Another issue in ELT is data integration: the need to write SQL to take data from multiple sources and make it consistent. Take the case of sales records from multiple retailers. At the most basic level, they may have different text strings for the same product, like “iPhone 12 mini” vs. “Apple iPhone 12 mini 5G” and so on. They may represent notions like a “sale” differently at a more conceptual level: one vendor may record “total sale,” including local sales tax, where another one does not. And at another level, the table structures from the different sources can be different: one might have a separate row per item sold, and another might have a row per checkout basket with the specific items nested inside.
You can’t solve these problems until you know you have them! So each of these inconsistencies first needs to be discovered in the data via SQL queries. Then each case needs to be transformed using SQL into some standard output table formats. That data integration pipeline has to be built out so that traditional analytics queries on the totality of the data make sense.
This leads to a process-oriented difference in ELT, namely the need to build reliable data pipelines in SQL. In ELT, new data is extracted and loaded regularly. The transformation code in the pipeline needs to run correctly with new data loads, while also testing for and flagging any deviation from the previous conventions—all that in SQL. And then, of course, the SQL code has to be maintained as the input data evolves and changes. This differs from common assumptions about analytics, where people often use SQL for one-shot queries on static data.

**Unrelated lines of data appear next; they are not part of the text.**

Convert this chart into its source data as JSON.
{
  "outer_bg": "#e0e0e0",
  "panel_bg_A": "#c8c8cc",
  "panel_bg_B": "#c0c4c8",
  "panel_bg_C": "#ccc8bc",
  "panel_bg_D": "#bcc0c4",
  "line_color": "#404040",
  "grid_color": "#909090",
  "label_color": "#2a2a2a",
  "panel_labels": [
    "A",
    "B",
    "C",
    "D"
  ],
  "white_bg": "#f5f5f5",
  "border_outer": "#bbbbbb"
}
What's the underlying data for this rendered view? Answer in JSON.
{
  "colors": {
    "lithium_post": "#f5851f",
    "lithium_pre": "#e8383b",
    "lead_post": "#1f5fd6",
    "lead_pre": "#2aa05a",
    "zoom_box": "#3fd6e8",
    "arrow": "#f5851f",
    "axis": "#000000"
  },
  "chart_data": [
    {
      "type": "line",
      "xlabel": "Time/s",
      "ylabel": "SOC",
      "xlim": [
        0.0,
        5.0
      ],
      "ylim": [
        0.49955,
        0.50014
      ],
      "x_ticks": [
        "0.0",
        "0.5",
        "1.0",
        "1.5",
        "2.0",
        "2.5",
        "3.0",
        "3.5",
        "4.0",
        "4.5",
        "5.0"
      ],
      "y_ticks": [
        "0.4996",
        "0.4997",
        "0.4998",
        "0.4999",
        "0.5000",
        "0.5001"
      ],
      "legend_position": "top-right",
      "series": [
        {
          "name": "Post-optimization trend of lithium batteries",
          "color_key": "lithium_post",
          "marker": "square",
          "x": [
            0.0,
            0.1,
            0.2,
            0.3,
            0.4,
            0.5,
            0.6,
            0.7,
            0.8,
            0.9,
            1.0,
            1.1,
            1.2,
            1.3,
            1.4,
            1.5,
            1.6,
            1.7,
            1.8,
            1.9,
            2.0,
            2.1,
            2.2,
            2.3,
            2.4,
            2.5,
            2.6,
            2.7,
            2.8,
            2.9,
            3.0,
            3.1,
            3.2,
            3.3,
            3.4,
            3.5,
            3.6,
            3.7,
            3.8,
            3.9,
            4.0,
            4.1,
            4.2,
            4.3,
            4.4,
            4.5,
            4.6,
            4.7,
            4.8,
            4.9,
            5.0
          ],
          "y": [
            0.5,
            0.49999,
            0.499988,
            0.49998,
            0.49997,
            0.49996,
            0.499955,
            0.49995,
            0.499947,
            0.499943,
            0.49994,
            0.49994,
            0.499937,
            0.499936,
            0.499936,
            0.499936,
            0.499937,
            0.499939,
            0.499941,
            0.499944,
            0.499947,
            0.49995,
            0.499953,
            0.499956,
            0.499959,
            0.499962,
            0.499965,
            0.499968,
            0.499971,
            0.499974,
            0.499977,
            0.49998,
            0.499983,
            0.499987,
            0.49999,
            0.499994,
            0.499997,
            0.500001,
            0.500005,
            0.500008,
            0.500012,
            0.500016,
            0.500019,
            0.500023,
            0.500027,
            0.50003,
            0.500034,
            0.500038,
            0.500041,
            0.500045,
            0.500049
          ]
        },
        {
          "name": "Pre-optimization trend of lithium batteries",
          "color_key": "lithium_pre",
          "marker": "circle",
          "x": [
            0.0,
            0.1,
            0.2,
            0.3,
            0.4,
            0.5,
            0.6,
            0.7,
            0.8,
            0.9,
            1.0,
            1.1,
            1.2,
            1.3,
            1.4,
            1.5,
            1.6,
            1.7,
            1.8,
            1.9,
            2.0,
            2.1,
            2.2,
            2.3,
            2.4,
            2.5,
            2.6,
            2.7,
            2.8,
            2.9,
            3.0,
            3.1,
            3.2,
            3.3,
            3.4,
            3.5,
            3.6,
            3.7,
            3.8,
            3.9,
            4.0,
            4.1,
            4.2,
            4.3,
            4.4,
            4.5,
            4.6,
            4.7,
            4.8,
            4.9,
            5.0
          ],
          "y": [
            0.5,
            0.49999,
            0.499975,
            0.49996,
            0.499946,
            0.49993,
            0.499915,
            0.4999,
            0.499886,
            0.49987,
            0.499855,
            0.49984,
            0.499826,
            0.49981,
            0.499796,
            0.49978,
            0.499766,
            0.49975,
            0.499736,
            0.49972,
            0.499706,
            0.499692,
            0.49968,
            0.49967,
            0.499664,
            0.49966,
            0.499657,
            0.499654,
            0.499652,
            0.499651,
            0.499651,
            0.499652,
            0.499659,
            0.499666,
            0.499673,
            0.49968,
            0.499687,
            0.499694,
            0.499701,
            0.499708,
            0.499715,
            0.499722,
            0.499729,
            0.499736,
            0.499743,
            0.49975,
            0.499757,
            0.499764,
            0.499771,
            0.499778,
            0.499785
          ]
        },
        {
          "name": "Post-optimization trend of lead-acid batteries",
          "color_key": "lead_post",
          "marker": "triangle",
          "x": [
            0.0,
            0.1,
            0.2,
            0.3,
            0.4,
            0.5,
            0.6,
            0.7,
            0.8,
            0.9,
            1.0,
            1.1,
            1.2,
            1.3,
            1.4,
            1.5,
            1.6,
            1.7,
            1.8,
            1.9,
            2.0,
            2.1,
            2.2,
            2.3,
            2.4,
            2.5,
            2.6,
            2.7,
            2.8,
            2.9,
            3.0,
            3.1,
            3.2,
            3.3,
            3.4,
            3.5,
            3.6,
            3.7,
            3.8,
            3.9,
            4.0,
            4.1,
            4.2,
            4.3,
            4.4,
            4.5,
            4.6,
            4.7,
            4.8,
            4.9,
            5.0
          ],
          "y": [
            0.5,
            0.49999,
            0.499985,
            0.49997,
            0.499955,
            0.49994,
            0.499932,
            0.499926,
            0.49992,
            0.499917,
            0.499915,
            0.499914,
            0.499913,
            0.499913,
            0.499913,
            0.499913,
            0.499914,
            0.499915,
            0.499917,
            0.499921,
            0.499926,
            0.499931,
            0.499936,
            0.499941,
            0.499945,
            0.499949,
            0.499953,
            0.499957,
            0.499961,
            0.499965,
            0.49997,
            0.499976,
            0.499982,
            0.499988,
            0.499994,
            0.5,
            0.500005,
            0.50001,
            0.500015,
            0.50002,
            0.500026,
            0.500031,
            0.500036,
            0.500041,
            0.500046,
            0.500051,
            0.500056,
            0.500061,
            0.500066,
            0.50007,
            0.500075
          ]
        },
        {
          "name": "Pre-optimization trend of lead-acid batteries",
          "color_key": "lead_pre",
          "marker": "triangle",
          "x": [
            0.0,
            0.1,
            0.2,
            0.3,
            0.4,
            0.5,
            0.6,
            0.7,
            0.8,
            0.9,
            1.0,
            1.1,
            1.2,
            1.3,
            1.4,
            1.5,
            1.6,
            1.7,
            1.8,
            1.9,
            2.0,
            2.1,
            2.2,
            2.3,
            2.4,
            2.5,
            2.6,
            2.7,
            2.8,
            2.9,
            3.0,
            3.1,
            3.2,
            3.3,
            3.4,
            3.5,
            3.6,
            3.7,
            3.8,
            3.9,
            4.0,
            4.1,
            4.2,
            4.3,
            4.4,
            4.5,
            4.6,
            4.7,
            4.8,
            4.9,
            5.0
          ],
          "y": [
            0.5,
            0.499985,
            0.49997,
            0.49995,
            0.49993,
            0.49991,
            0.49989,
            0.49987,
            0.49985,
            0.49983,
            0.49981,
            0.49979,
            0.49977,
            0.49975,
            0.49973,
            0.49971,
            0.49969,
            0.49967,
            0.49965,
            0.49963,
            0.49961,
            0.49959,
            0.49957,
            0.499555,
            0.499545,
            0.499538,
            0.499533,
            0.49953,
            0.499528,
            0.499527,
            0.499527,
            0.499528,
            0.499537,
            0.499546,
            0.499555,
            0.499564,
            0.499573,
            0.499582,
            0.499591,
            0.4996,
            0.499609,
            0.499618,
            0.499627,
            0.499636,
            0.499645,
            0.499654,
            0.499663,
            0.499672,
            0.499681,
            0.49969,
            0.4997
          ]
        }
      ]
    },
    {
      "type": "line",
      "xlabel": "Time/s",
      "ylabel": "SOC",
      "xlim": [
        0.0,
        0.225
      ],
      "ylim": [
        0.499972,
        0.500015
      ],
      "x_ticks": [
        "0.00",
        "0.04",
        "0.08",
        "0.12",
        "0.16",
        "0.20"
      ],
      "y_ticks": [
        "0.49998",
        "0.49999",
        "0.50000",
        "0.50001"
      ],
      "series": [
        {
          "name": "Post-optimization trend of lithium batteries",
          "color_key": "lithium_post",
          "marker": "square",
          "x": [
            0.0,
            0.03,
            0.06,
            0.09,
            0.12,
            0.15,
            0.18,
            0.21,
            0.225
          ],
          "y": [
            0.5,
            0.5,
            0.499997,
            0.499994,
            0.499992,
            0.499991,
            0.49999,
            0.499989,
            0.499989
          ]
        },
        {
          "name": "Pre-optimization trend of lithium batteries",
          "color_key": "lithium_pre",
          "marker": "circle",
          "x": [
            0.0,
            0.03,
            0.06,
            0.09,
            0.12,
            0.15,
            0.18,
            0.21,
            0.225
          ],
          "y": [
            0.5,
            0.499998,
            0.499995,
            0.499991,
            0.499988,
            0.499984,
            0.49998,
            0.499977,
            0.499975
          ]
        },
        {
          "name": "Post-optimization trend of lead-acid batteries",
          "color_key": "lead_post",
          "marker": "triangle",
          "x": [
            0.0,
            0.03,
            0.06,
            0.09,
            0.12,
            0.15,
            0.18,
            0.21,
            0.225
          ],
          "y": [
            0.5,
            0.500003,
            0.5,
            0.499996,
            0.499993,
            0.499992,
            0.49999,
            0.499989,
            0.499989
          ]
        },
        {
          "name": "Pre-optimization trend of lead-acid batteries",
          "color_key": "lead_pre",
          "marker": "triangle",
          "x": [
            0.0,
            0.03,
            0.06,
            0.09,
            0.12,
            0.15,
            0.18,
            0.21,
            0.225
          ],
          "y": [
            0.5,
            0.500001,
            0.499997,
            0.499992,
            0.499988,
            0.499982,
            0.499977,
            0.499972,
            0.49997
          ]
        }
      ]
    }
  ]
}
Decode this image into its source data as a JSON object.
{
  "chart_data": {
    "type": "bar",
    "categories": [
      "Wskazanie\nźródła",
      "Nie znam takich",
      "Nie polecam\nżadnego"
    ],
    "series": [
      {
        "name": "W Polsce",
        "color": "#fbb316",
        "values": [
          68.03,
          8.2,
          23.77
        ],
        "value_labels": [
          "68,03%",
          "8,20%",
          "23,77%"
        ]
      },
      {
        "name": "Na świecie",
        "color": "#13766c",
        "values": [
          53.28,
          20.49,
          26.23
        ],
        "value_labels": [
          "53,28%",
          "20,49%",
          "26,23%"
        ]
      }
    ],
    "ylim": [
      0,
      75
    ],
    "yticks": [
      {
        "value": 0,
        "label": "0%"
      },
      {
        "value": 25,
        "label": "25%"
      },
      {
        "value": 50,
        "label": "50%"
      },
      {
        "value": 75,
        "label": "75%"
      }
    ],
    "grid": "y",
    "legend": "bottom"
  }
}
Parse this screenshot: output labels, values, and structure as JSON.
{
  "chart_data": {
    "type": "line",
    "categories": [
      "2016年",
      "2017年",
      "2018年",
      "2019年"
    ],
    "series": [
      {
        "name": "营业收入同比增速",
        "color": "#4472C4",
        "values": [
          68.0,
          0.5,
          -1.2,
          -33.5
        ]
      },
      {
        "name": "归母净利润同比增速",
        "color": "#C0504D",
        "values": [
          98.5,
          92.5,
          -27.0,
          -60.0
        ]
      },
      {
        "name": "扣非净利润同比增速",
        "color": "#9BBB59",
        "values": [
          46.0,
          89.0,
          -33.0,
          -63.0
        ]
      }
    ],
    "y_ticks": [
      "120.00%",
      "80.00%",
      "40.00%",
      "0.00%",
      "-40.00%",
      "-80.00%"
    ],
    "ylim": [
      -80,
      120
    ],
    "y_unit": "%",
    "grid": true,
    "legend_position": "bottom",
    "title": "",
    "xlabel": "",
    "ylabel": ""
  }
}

That does sound more intense than traditional SQL uses. How do tools make this easier?
Even if you’re a serious data transformation person and well-versed in SQL, you can benefit enormously from automation assistance in doing your work. There are three buckets of approaches that people have come up with over the years to help.
- Language improvements. “Macro”-languages for transformation that translate down to SQL.
- Graphical code-generation environments. Graphical environments for helping generate SQL.
- SQL-centric Pipeline/Workflow tools. Tools for composing small SQL queries into more extensive pipelines.
- And recently there’s a fourth category: AI coding assistants. New assistive technologies can ease the burden of coding, helping auto-suggest steps to programmers and save them the trouble of writing every code detail by hand. These assistants often appear as part of a low-code or no-code interface for data transformation.
There is no reason these approaches can’t co-exist. In fact, enabling people to do so, and share the space while choosing their own tools, enables democratization. That term is not only about making data engineering more accessible to less technical folks, democratization is also about bringing people together. This allows technical folks who are fluent in languages like SQL to co-exist and collaborate with newcomers and less technical users… all in the same software stack.
One more thing to keep in mind: Yes, SQL for transformation can get pretty gnarly. That said, SQL is often a much easier data language to manage and govern over time than programming languages like Java or Python.
In SQL, everything is “data in, data out.” It’s a data-centric language. There’s a benefit there whether you’re writing SQL by hand or taking advantage of tools to help generate SQL.